By Leika Kihara and Takaya Yamaguchi
TOKYO, Jan 26 (Reuters) - Any Japanese intervention to prop up the yen will have limited effect in sustainably halting the currency's slide, former Finance Minister
Yoshihiko Noda, who co-heads Japan's newly created largest opposition party, told Reuters.
Instead, Japan must combat yen declines by showing its resolve to get its fiscal house in order and protect the central bank's efforts to raise interest rates from political interference, said Noda, who was finance minister when Group of Seven nations including Japan conducted a rare, concerted yen intervention in 2011.
"Even if Japan were to conduct currency intervention, it won't be that effective unless Tokyo has the understanding of other countries," which would be hard to get, he said.
"I've done it myself but back then, it was concerted intervention" to reverse a yen spike after Japan was hit by a massive earthquake and tsunami in March 2011, Noda said in an interview on Sunday. "The situation is very different now."
Currency markets are on edge over the chance of official yen buying after the currency's spike on Friday caused by so-called rate checks by the New York Federal Reserve, and a pledge by Prime Minister Sanae Takaichi to act against speculative moves.
Some analysts say the rate checks, seen as authorities' signal of their readiness to step into the market, suggest Washington approves of an intervention to prop up the yen.
But Japan typically seeks indirect consent not just from the U.S., but other G7 advanced economies when it intervenes.
NEW POLITICAL PARTY
Takaichi called a snap general election on February 8 to seek a mandate to gear up her expansionary fiscal policy.
Noda's main opposition Constitutional Democratic Party of Japan joined Komeito to form a new political party earlier this month, in an attempt to present a united front against Takaichi's ruling camp which they see as too right-leaning.

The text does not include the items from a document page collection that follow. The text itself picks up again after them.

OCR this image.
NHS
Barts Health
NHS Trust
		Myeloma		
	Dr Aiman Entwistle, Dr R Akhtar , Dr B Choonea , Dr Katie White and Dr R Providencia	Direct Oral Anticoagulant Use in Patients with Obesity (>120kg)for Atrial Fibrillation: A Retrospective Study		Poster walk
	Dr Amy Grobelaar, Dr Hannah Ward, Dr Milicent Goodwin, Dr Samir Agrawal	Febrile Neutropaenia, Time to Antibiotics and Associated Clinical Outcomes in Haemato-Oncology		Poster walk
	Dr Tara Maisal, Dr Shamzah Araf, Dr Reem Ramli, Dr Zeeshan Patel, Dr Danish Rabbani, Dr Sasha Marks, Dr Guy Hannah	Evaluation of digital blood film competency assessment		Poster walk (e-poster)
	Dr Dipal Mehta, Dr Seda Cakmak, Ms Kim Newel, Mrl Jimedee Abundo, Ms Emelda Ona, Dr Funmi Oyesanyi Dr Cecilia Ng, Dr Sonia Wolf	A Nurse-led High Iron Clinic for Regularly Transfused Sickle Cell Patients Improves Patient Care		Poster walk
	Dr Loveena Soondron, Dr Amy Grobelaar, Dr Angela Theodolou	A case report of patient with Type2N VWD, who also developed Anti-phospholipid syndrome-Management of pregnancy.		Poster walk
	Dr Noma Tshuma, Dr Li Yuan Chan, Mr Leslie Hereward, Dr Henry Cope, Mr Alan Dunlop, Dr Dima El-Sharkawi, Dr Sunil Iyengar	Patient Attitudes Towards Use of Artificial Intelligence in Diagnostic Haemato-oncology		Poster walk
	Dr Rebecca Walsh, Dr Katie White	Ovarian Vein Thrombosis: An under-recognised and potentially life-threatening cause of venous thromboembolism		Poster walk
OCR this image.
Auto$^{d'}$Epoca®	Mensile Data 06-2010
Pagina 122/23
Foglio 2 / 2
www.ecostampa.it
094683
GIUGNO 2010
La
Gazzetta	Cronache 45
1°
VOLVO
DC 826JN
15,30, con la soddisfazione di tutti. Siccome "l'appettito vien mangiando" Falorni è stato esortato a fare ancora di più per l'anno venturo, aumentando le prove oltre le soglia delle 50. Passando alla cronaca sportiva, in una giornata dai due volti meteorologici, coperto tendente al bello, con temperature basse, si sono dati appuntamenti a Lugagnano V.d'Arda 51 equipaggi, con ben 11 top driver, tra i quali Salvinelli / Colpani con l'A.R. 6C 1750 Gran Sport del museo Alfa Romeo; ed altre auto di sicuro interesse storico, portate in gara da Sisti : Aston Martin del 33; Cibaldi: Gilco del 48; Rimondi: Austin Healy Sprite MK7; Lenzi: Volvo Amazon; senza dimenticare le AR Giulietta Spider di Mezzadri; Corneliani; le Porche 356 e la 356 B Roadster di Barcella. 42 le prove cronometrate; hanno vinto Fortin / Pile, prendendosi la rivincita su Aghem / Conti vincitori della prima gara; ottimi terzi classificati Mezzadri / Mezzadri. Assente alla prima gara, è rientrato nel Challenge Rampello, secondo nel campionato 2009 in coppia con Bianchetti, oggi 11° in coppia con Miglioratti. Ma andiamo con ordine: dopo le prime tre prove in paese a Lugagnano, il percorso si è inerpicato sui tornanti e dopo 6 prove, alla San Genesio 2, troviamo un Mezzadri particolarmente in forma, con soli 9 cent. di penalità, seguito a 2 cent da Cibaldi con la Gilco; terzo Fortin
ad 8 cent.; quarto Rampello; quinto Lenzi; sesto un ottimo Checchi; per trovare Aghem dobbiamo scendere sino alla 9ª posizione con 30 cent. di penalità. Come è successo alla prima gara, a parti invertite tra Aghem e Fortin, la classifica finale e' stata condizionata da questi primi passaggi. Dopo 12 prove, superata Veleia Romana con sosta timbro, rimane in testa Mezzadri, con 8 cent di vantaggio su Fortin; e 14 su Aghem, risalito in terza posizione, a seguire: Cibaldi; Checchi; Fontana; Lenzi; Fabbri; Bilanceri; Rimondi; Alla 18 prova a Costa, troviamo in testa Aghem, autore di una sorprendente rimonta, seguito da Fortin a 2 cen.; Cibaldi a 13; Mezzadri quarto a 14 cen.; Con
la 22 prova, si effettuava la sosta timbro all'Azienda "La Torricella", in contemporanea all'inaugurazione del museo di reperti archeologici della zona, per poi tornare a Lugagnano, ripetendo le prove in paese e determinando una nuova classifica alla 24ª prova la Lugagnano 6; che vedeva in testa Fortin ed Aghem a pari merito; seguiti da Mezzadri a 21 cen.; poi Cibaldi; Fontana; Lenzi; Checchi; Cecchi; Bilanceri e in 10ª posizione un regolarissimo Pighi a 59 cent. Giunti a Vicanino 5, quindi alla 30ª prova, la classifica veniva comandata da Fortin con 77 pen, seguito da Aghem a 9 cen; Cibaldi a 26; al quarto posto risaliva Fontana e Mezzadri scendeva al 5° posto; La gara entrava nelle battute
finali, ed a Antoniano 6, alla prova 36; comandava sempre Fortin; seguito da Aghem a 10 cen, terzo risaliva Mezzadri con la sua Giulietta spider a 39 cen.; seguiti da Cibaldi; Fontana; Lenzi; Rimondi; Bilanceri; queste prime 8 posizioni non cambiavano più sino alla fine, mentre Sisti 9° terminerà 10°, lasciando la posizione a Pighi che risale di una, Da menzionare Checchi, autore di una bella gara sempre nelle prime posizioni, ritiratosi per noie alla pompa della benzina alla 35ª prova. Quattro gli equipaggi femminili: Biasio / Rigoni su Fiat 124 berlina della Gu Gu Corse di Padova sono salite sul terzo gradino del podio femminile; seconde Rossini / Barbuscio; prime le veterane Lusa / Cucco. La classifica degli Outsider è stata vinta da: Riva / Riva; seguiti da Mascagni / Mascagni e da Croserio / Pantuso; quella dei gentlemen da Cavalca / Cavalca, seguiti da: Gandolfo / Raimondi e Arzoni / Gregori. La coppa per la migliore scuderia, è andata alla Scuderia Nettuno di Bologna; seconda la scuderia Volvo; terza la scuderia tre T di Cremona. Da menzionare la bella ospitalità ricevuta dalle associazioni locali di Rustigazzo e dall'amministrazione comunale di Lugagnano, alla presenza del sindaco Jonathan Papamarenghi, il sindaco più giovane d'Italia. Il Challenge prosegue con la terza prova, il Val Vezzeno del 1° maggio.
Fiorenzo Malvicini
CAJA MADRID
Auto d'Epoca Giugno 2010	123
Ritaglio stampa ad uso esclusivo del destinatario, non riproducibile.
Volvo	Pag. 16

He is now co-head of the new party, Centrist Reform Alliance (CRA), which is the largest opposition party and seen as the only viable competitor to Takaichi's ruling coalition.
Japanese government bonds and the yen have been sold off in recent weeks on concern Takaichi's expansionary fiscal policy and the slow pace of interest rate hikes by the Bank of Japan could lead to additional debt issuance and too-high inflation.
Noda said excessive yen falls must be put to a halt as they hurt households by pushing up import costs. But this can only be done by easing market concern over Japan's finances, he added.
"Japan needs to be in crisis-management mode" with markets ringing a "drumbeat of alarm bells" over its dire fiscal state through a selloff in bonds and yen, he said.
Japan must send a stronger message to markets it has a plan to get its fiscal house in order and focus more on fighting inflation including by shedding its reliance on loose monetary policy, Noda said.
For example, the government and BOJ should tweak a current joint agreement focused on beating deflation to one clarifying the role each would play in taming inflation, Noda said.
"Japan needs an environment where the BOJ can make timely and appropriate decisions toward normalising monetary policy," Noda said. "Politicians must avoid making comments threatening the BOJ's independence."
An advocate of loose fiscal and monetary policy, Takaichi has signalled her preference for low rates and in the past said the government holds jurisdiction over monetary policy goals.
But she toned down her criticism of the BOJ's rate hikes and nodded to its decision to raise rates in December after the yen's renewed declines.
Japan has a history of using verbal and direct intervention to combat sharp rises in the yen that hurt its export-reliant economy. Since 2022, Tokyo's forays into the market have shifted towards addressing excessive yen declines that push up import costs and broader inflation.